Panel proposes streamlining math, from today's New York Times, in reference to math education from pre-kindergarten to eighth grade.
"Streamlining" in this context seems to mean covering fewer topics in each grade, but covering them more thoroughly; I'm not sure if it means covering less topics overall. The article also tells us that "The report tries to put to rest the long and heated debate over math teaching methods" -- somehow I don't think one report can do that, since people have been debating whether the teacher's role is to hand down facts from on high or help students discover things on their own from time immemorial. (And this isn't unique to mathematics.)
Larry Faulkner, who chaired the panel, says that the “talent-driven approach to math, that either you can do it or you can’t, like playing the violin” needs to be changed; this is something I agree with. You don't see people just saying "I can't read" and throwing up their hands in disgust -- okay, maybe you do, but not nearly as many as you do with math. I realize that this comparison isn't fair -- reading really is more fundamental than other kinds of learning, if only for the reason that most other learning involves reading -- but I'm making it anyway.

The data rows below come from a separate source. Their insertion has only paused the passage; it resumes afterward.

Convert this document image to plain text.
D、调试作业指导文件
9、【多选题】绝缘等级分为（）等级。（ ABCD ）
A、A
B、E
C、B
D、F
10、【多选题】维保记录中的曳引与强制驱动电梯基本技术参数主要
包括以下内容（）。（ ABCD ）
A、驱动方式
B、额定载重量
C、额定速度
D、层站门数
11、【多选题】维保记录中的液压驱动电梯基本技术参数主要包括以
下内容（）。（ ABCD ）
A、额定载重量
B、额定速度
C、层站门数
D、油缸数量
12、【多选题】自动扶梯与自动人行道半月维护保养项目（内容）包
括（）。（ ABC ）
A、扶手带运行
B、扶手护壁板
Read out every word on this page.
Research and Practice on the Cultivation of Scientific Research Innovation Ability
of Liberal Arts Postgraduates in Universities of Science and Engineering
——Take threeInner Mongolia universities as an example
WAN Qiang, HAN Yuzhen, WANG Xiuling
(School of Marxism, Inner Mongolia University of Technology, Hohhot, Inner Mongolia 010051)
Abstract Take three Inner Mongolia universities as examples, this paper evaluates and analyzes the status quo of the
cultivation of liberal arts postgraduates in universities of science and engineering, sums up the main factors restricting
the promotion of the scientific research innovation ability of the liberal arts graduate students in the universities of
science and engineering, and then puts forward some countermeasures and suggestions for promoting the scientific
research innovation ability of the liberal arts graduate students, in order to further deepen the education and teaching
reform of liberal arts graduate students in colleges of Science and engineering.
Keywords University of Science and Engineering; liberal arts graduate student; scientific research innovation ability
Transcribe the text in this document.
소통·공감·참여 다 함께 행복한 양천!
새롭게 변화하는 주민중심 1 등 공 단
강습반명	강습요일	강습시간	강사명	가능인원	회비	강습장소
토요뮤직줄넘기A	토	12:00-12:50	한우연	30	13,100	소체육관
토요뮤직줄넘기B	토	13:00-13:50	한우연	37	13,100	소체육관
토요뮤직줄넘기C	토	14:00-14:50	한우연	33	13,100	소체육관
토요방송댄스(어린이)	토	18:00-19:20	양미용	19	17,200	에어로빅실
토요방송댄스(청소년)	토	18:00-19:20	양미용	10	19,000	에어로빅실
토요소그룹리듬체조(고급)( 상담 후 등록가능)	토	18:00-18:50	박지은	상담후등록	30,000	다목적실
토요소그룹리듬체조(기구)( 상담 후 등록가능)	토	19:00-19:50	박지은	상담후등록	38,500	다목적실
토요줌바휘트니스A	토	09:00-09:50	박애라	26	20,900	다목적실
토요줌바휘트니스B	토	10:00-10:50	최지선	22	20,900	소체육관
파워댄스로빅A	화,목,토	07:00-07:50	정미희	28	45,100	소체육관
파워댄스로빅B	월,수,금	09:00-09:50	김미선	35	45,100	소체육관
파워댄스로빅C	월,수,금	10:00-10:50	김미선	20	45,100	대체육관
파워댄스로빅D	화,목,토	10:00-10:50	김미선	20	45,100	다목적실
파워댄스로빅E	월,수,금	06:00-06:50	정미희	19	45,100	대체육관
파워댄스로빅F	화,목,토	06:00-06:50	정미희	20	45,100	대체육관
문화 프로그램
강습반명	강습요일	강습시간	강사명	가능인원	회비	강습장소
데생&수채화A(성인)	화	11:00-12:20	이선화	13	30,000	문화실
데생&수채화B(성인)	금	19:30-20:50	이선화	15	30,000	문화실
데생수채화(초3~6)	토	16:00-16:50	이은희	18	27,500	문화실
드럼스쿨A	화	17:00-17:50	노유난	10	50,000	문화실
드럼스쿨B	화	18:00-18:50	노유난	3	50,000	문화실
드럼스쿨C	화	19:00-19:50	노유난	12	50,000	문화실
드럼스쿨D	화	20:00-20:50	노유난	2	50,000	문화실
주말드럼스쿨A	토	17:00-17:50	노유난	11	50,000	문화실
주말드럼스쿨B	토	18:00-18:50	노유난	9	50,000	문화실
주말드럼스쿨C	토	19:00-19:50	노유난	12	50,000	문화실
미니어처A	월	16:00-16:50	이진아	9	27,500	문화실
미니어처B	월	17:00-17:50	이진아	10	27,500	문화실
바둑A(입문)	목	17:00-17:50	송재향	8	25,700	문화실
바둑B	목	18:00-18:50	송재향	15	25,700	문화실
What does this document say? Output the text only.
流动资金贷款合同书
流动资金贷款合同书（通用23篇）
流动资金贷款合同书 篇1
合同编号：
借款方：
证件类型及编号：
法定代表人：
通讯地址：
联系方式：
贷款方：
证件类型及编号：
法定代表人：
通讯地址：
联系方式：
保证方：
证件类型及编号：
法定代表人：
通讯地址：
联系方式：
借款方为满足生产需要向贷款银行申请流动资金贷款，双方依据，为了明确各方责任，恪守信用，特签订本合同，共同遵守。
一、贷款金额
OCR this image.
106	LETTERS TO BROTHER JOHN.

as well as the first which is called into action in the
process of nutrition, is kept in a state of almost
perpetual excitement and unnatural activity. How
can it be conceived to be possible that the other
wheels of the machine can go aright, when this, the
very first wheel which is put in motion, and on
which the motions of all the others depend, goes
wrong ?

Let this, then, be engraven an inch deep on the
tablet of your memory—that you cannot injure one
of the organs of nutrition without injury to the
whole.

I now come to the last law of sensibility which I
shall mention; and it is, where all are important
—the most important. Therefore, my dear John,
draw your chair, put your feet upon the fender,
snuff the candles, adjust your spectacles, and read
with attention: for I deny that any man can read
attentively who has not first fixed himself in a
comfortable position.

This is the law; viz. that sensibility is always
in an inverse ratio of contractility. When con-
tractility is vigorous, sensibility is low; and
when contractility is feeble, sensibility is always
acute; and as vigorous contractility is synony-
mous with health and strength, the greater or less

The panel also advocates shorter textbooks. As an instructor of calculus courses, I support this; the report isn't talking about college texts but one would hope that such a thing might filter upwards. Then I could actually bring the text home. I try not to with our current text, which is 1368 pages, because I commute on foot and so carrying around extra pounds is a Bad Thing. (By the way, reading the customer-written reviews of textbooks on Amazon is kind of funny in a depressing way; one gets the sense that students are often taking out their frustrations at their instructors on the textbook.)